First let’s try to fit a Bayesian OLS regression where we ignore the censored data:

 1
 2
 3
 4
 5
 6
 7
 8
 9
10
11
12
13
14
15
16
17
18
19
import pymc as pm
from aesara import tensor as T

def fully_observed_normal_likelihood(
    mu: T.TensorVariable,
    sigma: T.TensorVariable,
    yy: np.array,
) -> T.TensorVariable:
    return T.sum(
        pm.logp(pm.Normal.dist(mu, sigma), yy)
    )

with pm.Model() as model:
    beta = pm.Normal('beta', 0.0, 100.0, shape=2)
    sigma = pm.HalfCauchy('sigma', 100.0)
    mu = beta[0] + xx * beta[1]
    likelihood = fully_observed_normal_likelihood(mu, sigma, yy)
    pm.Potential("likelihood", likelihood)
    idata = pm.sample(4000)

(those familiar with pymc will note that I’ve expressed the model in a slightly odd way – I’ve done this to make the censored version, below, clearer)

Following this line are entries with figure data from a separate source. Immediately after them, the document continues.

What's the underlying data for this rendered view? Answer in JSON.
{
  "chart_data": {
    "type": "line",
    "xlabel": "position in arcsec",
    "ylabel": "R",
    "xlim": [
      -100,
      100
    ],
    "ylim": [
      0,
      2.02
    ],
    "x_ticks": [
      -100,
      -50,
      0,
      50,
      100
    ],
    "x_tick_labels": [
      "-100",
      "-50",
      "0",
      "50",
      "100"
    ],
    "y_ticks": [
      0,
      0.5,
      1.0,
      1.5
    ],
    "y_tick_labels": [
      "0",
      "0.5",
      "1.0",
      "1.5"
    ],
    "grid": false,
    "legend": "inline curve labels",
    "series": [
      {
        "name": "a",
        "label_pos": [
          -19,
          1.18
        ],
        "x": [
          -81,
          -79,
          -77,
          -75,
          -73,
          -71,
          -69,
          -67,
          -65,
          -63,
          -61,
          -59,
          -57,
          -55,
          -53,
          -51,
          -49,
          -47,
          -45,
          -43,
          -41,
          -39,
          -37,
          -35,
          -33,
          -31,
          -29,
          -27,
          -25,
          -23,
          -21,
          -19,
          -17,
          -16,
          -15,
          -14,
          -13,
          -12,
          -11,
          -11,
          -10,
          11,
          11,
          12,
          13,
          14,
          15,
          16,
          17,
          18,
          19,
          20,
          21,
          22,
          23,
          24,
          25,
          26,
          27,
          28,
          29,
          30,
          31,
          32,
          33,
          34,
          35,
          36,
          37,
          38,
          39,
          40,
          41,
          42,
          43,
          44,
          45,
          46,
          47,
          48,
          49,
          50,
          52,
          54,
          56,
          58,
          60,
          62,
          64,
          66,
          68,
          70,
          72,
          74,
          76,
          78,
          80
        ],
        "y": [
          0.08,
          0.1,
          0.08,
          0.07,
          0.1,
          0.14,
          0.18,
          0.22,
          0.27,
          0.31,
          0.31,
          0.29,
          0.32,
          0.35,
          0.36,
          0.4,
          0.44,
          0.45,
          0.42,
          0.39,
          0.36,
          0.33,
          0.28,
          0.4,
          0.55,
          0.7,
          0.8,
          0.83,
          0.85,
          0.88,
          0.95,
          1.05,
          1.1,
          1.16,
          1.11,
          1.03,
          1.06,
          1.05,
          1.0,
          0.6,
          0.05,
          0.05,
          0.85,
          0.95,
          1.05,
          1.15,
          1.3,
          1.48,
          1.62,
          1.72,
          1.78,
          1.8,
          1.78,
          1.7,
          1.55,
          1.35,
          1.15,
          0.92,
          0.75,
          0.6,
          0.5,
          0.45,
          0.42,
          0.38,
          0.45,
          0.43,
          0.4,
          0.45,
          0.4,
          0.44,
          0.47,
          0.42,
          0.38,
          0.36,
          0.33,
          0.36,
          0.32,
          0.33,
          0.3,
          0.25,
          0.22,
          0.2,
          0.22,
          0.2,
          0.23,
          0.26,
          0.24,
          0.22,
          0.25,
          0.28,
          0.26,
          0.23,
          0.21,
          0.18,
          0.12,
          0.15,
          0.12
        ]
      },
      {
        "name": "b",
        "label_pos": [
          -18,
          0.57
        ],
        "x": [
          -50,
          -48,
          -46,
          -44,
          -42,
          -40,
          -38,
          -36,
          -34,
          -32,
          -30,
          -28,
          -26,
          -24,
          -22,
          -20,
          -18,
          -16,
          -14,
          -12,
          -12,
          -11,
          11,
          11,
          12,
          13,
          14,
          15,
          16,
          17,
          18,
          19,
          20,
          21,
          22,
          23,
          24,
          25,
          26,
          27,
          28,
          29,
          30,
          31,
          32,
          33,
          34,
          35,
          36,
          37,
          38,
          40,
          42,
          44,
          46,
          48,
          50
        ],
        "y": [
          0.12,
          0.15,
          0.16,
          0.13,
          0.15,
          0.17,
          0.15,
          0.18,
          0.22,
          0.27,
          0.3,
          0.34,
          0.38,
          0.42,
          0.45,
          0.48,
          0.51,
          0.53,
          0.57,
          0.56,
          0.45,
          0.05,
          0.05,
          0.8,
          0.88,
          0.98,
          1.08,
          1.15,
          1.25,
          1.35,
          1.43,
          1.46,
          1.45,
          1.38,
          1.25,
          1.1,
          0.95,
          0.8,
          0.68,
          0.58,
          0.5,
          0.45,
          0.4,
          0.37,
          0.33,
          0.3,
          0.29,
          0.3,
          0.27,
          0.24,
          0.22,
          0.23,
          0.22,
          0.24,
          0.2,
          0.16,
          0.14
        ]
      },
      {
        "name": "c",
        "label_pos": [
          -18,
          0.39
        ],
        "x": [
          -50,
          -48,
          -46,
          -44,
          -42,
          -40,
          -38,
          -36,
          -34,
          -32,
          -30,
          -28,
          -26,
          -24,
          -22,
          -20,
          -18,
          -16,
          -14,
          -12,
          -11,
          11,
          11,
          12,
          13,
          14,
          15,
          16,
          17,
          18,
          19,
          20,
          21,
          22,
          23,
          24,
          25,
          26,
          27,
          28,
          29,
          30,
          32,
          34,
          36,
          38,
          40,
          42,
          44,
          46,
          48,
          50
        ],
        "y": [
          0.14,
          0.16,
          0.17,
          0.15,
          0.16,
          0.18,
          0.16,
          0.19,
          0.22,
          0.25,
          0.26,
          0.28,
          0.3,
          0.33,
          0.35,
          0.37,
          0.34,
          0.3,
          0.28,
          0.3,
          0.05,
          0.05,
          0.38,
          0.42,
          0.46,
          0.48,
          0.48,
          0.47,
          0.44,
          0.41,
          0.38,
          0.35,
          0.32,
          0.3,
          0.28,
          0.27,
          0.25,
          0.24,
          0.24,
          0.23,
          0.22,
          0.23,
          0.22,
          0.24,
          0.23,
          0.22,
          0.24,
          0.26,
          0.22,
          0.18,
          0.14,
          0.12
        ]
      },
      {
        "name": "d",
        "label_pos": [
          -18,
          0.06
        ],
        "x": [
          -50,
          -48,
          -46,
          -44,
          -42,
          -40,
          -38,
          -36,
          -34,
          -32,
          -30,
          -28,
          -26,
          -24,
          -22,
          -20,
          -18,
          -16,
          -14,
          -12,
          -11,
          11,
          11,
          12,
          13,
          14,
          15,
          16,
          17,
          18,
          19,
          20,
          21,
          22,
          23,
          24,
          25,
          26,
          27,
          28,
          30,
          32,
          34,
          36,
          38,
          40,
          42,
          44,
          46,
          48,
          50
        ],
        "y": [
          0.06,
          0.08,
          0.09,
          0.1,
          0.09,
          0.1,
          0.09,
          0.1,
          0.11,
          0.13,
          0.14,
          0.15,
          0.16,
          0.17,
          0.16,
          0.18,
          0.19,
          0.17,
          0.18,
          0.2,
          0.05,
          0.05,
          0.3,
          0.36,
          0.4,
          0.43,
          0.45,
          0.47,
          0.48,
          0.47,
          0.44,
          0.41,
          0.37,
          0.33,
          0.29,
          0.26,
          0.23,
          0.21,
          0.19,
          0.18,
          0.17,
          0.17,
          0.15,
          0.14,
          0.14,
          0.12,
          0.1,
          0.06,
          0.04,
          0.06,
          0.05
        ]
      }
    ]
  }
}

And that is all we need! The inference data variable, idata, contains details of the MCMC paths which were taken for each variable. There are lots of sanity checks which can (and should!) be performed on these traces to ensure that the model has converged well but here I’ll just show the posterior distributions:

MCMC sampling ignoring censored datapoints

The highest posterior density (HPD - also known as the ‘credible interval’) regions are indicated for each variables - these are similar to the frequentist ideal of confidence internals for fitted model parameters. As before when we ran a non-Bayesian OLS, the parameters are not in good agreement with the true values. $\beta_0$ is just about contained in the credible interval, but $\beta_1$ and $\sigma$ both underestimate their actual values.

Luckily it’s possible to do better. We need to construct the following log-probability expression for the censored data [6]

$$ \log p(y > c_i) = \log\int_{c_i}^\infty\mathcal{N}(y|\mu, \sigma)dy = \log\left(1 - \Phi\left(\frac{c_i - \mu}{\sigma}\right)\right), $$

and for the fully observed data we simply sample from a standard normal, as seen in fully_observed_normal_likelihood above. We can achieve this using aesara’s switch function, which behavious like a python if/else block, or numpys where function:

 1
 2
 3
 4
 5
 6
 7
 8
 9
10
11
12
13
14
15
from pymc.distributions.dist_math import normal_lccdf

def right_censored_likelihood(
    is_censored: T.TensorConstant,
    mu: T.TensorVariable,
    sigma: T.TensorVariable,
    yy: np.array,
) -> T.TensorVariable:
    return T.sum(
        T.switch(
            T.eq(is_censored, 1),
            normal_lccdf(mu, sigma, yy),
            pm.logp(pm.Normal.dist(mu, sigma), yy)
        )
    )

Where normal_lccdf gives exact the expression for $\log p(y > c_i)$ shown above. Now we can build the rest of the model and sample from it:

1
2
3
4
5
6
7
8
with pm.Model() as model:
    beta = pm.Normal('beta', 0.0, 100.0, shape=2)
    sigma = pm.HalfCauchy('sigma', 100.0)
    mu = beta[0] + xx * beta[1]
    is_censored = T.eq(T.as_tensor_variable(censored), 1)
    likelihood = right_censored_likelihood(is_censored, mu, sigma, yy)
    pm.Potential("likelihood", likelihood)
    idata = pm.sample(4000)

This time we get a much better fit:

MCMC sampling with censored datapoints

all of the sampled posterior distributions now comfortably enclose their true values within their HPDs.

Closing Remarks

We’ve used the some of the Expectation-Maximisation theory derived in part 1 [1] to compute, accurately, the regression coefficients of a simple linear regression model in which a significant proportion of the data has been censored.

As a bonus we saw an alternative way to fit a censored regression model using MCMC and pymc.